Once upon a time, there was a sad angsty boy and a sad Jangle girl (a reference to their respective music tastes, not mental states...for the most part...). The boy, Joe, had never been better; his mind never more clear. He spent time making headway in his career as a Senior Design Engineer at Milwaukee Tool, cultivating his many hobbies, and tending to his best floofy friend, Max.
The girl, Callie, was in a time of self-reflection. She was making big changes, producing enough beeps and boops on the computer for the tech company she worked at to earn her a few promotions, and spending quality time with her timid companion, Stella.
One day, for some reason, they both decided to download a silly app called Tinder. After a hypnotizing series of swipes, the girl came across a profile that drew her attention. Her finger hovered over the touchpad of her iPhone 12; she swiped right.
It was a match. The rest was history.
After a series of perfect first dates—a trip to his favorite restaurant in the city, a hunt for the most expensive tulip known to man, an introduction to the great outdoors, countless minutes spent texting back and forth until their eyes grew heavy—they were both hooked.
Then, one day—May 18th to be specific—the texts came to a deafening halt. As a chronic worrier, the girl thought the worst. Something felt wrong. Little did she know, both of their lives would never be the same.
On that otherwise normal Thursday morning, Joe was riding his motorcycle to a doctor's appointment and was struck by an ambulance. For the next few weeks he would remain at the hospital, unaware of what happened, enduring countless procedures as he and a team of doctors and nurses fought for his life. She would sit and wait; unsure if he was awake, if he was in pain, if he would even remember their time together during those perfect few months before.
When he was finally well enough to talk, the girl reached out and lent him her support. He was in rough shape; two spinal cord injuries, 14 fused vertebrae, 14 broken ribs, and a list of other injuries. She visited him a few times at the hospital, and she cried when visiting hours were over and was forced to leave. Joe moved back to his family's home in Michigan, and it was hard. He missed his job, he missed his friends, he missed his dog, and he missed her.

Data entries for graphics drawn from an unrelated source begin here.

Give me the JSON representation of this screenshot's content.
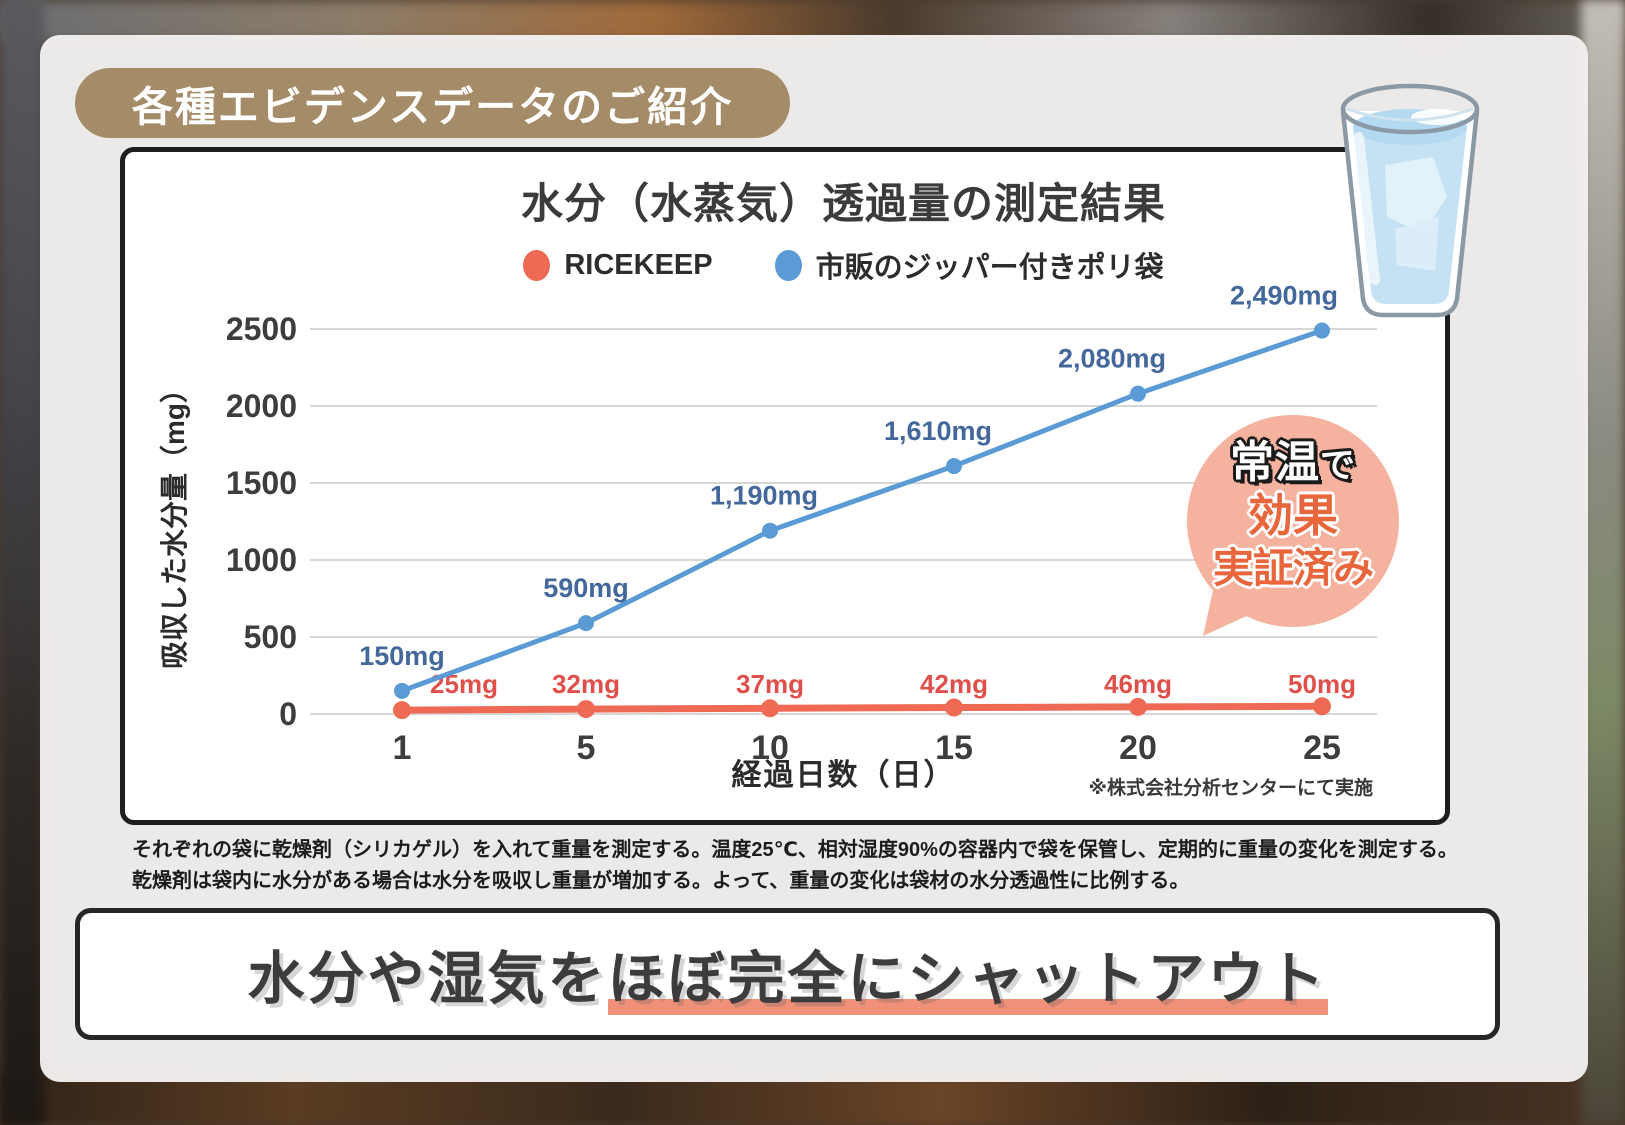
{
  "header_badge": "各種エビデンスデータのご紹介",
  "chart_data": {
    "type": "line",
    "title": "水分（水蒸気）透過量の測定結果",
    "xlabel": "経過日数（日）",
    "ylabel": "吸収した水分量（mg）",
    "categories": [
      "1",
      "5",
      "10",
      "15",
      "20",
      "25"
    ],
    "ylim": [
      0,
      2500
    ],
    "ytick_step": 500,
    "grid": true,
    "legend_position": "top-center",
    "series": [
      {
        "name": "RICEKEEP",
        "color": "#ee6a55",
        "label_color": "#e0504a",
        "values": [
          25,
          32,
          37,
          42,
          46,
          50
        ],
        "labels": [
          "25mg",
          "32mg",
          "37mg",
          "42mg",
          "46mg",
          "50mg"
        ]
      },
      {
        "name": "市販のジッパー付きポリ袋",
        "color": "#5b9bd5",
        "label_color": "#44689b",
        "values": [
          150,
          590,
          1190,
          1610,
          2080,
          2490
        ],
        "labels": [
          "150mg",
          "590mg",
          "1,190mg",
          "1,610mg",
          "2,080mg",
          "2,490mg"
        ]
      }
    ]
  },
  "chart_note": "※株式会社分析センターにて実施",
  "bubble_badge": {
    "line1_main": "常温",
    "line1_suffix": "で",
    "line2": "効果",
    "line3": "実証済み",
    "bg_color": "#f5b29f",
    "text_color": "#e8663c"
  },
  "description_lines": {
    "line1": "それぞれの袋に乾燥剤（シリカゲル）を入れて重量を測定する。温度25℃、相対湿度90%の容器内で袋を保管し、定期的に重量の変化を測定する。",
    "line2": "乾燥剤は袋内に水分がある場合は水分を吸収し重量が増加する。よって、重量の変化は袋材の水分透過性に比例する。"
  },
  "banner": {
    "plain": "水分や湿気を",
    "highlighted": "ほぼ完全にシャットアウト",
    "underline_color": "#f19078"
  },
  "colors": {
    "header_badge_bg": "#a58c68",
    "grid_line": "#d6d6d6",
    "tick_label": "#3d3d3d",
    "chart_border": "#1e1e1e"
  }
}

They continued to text daily and spent hours on the phone. So many hours that sometimes he would fall asleep, through no will of his own, and mumble silly words and phrases that could only have come from deep inside a dream state. She would laugh and have to tell him to hang up the phone and get some sleep.

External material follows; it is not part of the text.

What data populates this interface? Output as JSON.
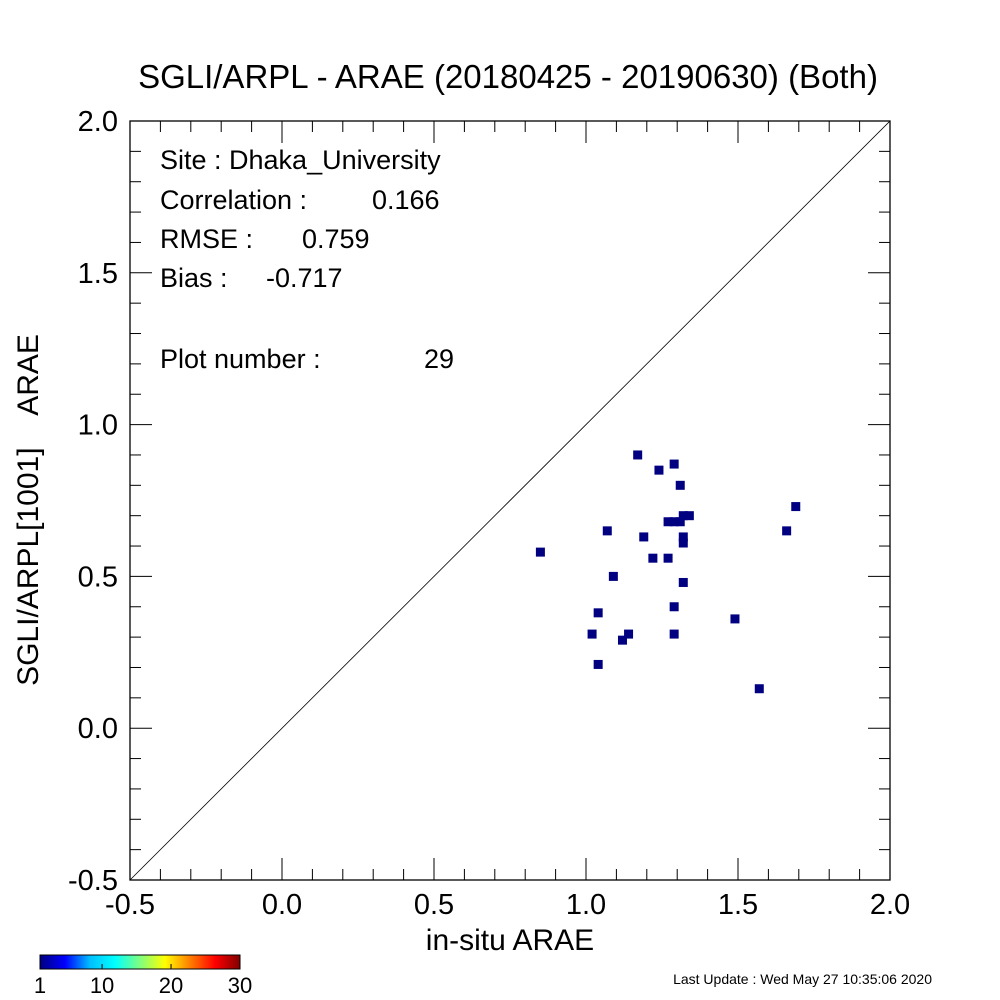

After a while, enough felt like enough; they decided to make it official. They didn't care if he was still almost 400 miles, a 7+ hour drive and a time zone apart. And when long distance didn't feel like enough, they hatched a plan for Joe to get well enough to come and visit her back in Cream City.
A bit more healing and some personal milestones later, he hopped on a train to Milwaukee. She picked him up from the station, and from that day on they knew they would do whatever it took to be together in a city they could both call home.

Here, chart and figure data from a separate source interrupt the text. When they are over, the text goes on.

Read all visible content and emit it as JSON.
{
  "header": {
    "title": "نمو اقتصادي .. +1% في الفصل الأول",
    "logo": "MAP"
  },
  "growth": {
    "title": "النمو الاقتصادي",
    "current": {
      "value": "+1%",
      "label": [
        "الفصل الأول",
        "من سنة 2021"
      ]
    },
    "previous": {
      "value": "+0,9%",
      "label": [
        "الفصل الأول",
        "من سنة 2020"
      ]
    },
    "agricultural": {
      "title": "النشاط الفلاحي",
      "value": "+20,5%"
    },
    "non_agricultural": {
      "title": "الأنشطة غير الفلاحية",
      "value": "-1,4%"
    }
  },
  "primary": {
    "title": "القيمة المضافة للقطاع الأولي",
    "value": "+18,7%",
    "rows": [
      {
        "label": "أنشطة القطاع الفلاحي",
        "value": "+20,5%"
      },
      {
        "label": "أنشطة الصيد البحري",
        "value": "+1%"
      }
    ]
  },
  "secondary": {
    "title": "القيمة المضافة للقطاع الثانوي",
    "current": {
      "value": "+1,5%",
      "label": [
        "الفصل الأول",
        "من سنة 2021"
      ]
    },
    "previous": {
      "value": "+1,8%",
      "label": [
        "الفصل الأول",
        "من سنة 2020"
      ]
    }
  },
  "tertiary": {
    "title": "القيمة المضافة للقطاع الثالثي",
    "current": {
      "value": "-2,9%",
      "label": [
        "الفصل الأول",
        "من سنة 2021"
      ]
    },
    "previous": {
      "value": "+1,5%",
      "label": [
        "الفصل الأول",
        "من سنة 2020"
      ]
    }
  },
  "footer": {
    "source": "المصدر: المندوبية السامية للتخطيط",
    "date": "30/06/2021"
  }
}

A few months later, and a few nerve-wracking conversations with family and friends, he decided to move back for good, and move in with her. They packed up his things in her new VW Passat for a one-way trip to Milwaukee. Over the next year, they found their groove. She continued to work from home. She took him to a host of doctor and physical therapy appointments until he was able to learn how to drive again. They cooked dinner together, they went out with friends, they learned more about each other than some people will learn in a lifetime.
Flash forward a year and some change, and not only are they living life together, in the same zip code, they are making it officially official. He asked her to marry him in the spring of 2024. There was no rehearsed speech, no public display of affection; just a private, intimate moment between two people who have been through enough to know that there is no such thing as a perfect moment. You have to make it perfect, and take control of your own destiny before it has a chance to slip through the Universe's fingers. He had to tell her all of this, about how much he loved her, and about how he wanted to continue to tell her until they were both old and crusty. Because who knows what could happen tomorrow.